The government has made major changes in the rules of the National Pension System. Now investors investing in this scheme can withdraw up to 80 percent of the money in lump sum. The special thing is that the government has reduced the annuity limit from 40 percent to 20 percent. Under this, investors can now withdraw up to 80 percent of their deposits in lump sum. 20 percent will be given as pension. Notification has been issued by the government.
If we try to understand the new rules in simple language, if the total deposit amount i.e. APW of an investor is up to Rs 10 lakh, then he can withdraw 100 percent of the amount in lump sum and it will not be mandatory for him to take Annuity. At the same time, if the APW is more than Rs 10 lakh, the investor will be able to withdraw a maximum of 80 percent in lump sum. 20 percent of the money will have to be invested in annuity.
To whom will this rule apply?
According to the government notification, this change will be applicable to NPS account holders of both government and private sectors.

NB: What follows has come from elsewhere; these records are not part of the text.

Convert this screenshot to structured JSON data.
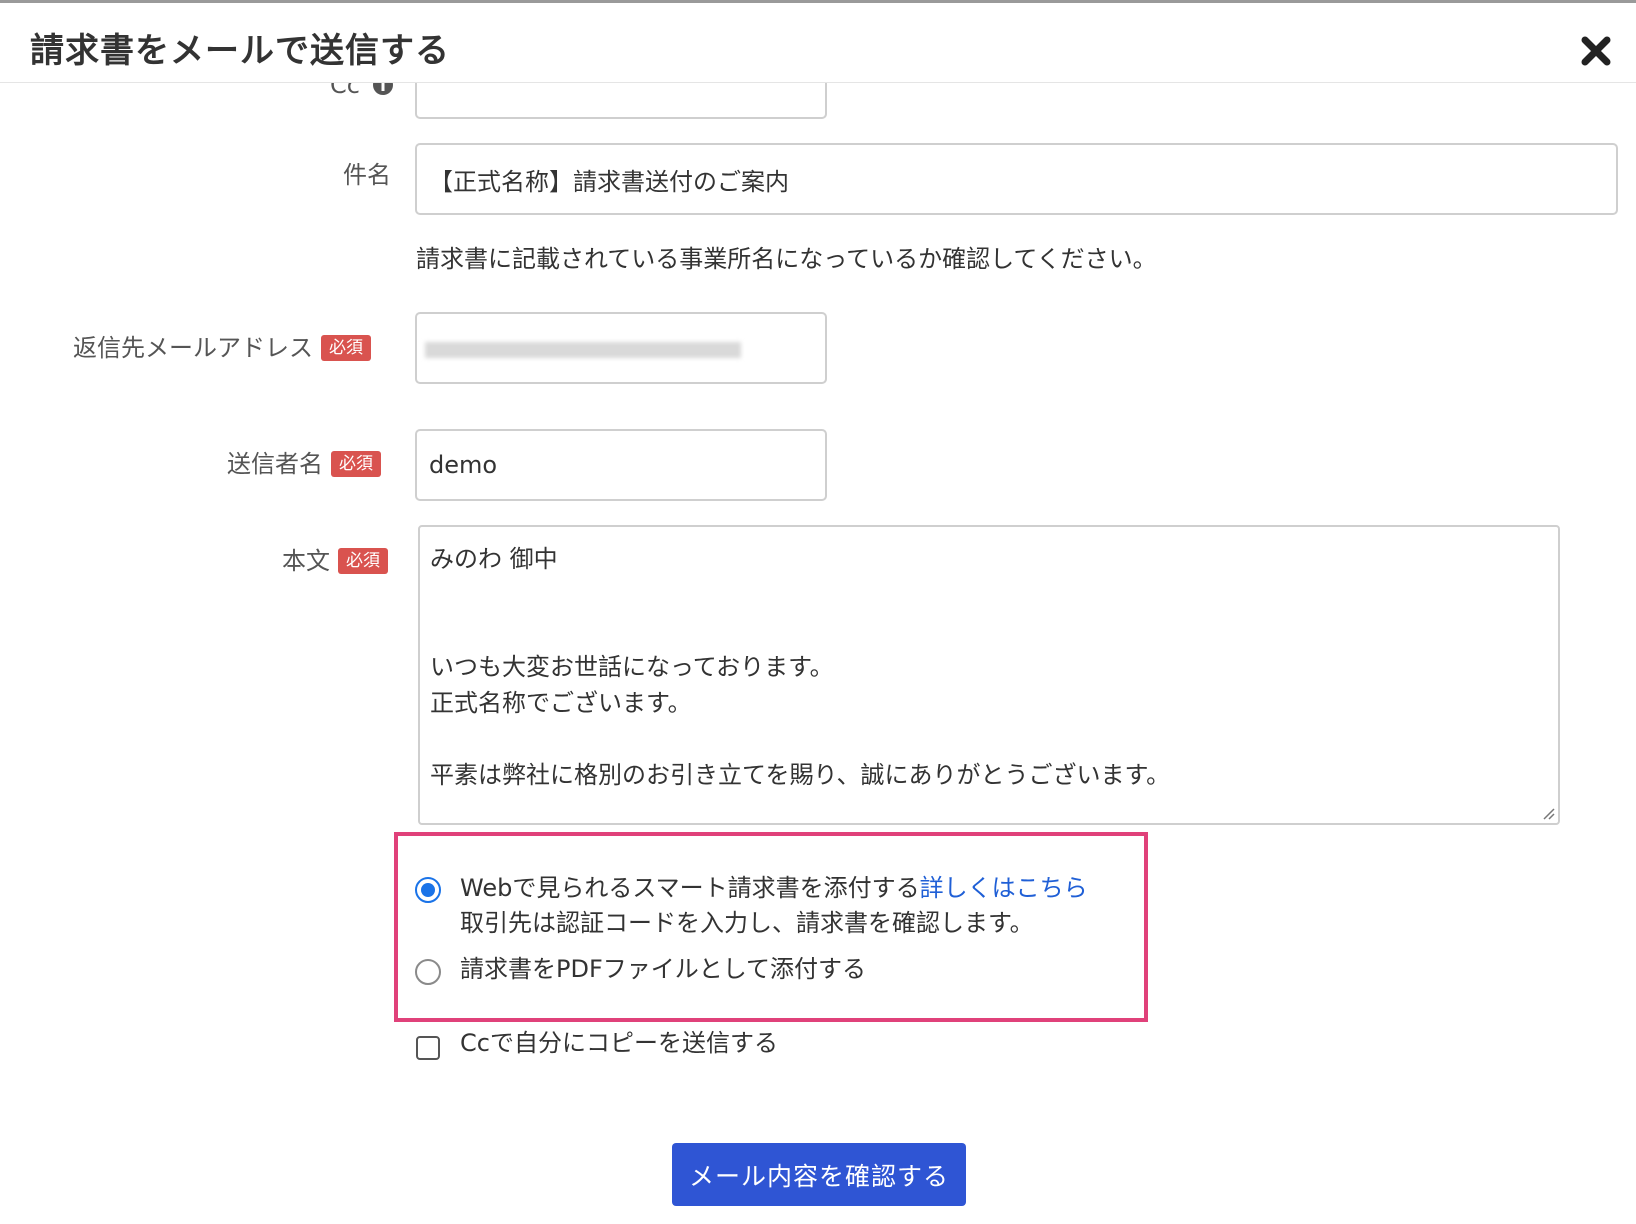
{
  "modal": {
    "title": "請求書をメールで送信する",
    "close_icon": "close-icon"
  },
  "form": {
    "cc": {
      "label": "Cc",
      "info_icon": "info-icon",
      "value": ""
    },
    "subject": {
      "label": "件名",
      "value": "【正式名称】請求書送付のご案内",
      "help": "請求書に記載されている事業所名になっているか確認してください。"
    },
    "reply_to": {
      "label": "返信先メールアドレス",
      "required": "必須"
    },
    "sender_name": {
      "label": "送信者名",
      "required": "必須",
      "value": "demo"
    },
    "body": {
      "label": "本文",
      "required": "必須",
      "value": "みのわ 御中\n\n\nいつも大変お世話になっております。\n正式名称でございます。\n\n平素は弊社に格別のお引き立てを賜り、誠にありがとうございます。"
    },
    "attachment_options": {
      "smart_invoice": {
        "label": "Webで見られるスマート請求書を添付する",
        "link": "詳しくはこちら",
        "note": "取引先は認証コードを入力し、請求書を確認します。",
        "selected": true
      },
      "pdf": {
        "label": "請求書をPDFファイルとして添付する",
        "selected": false
      }
    },
    "cc_self": {
      "label": "Ccで自分にコピーを送信する",
      "checked": false
    },
    "confirm_button": "メール内容を確認する"
  },
  "colors": {
    "required_badge": "#d9534f",
    "primary_button": "#2f55d4",
    "highlight_border": "#e0417a",
    "link": "#1f5fd6",
    "radio_selected": "#1a73e8"
  }
}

Lump sum and annuity options have been made quite easy in conditions like voluntary withdrawal, retirement, exit after 60 years and death. According to the government, the objective of these changes in rules is to provide better flexibility to investors and meet their money needs after retirement. According to experts, due to reduction in the annuity limit, NPS has now become a better investment option. This scheme will now attract more people who want to keep as much money as possible in their hands after retirement. With this, retirement planning will also be much easier.
What is 20 percent annuity rule?
According to the new rules issued by the government, the total accumulated pension corpus of private sector NPS members will exceed the prescribed limit. Now they will have to invest at least 20 percent of the amount in annuity. Members will get regular pension from this annuity. The remaining 80 percent money can be withdrawn in lump sum. However, it can be withdrawn gradually through options like Systematic Unit Withdrawal (SUR). This rule will be applicable at the time of normal retirement at the age of 60 years, on completion of minimum subscription period and in case of exit between 60 and 85 years.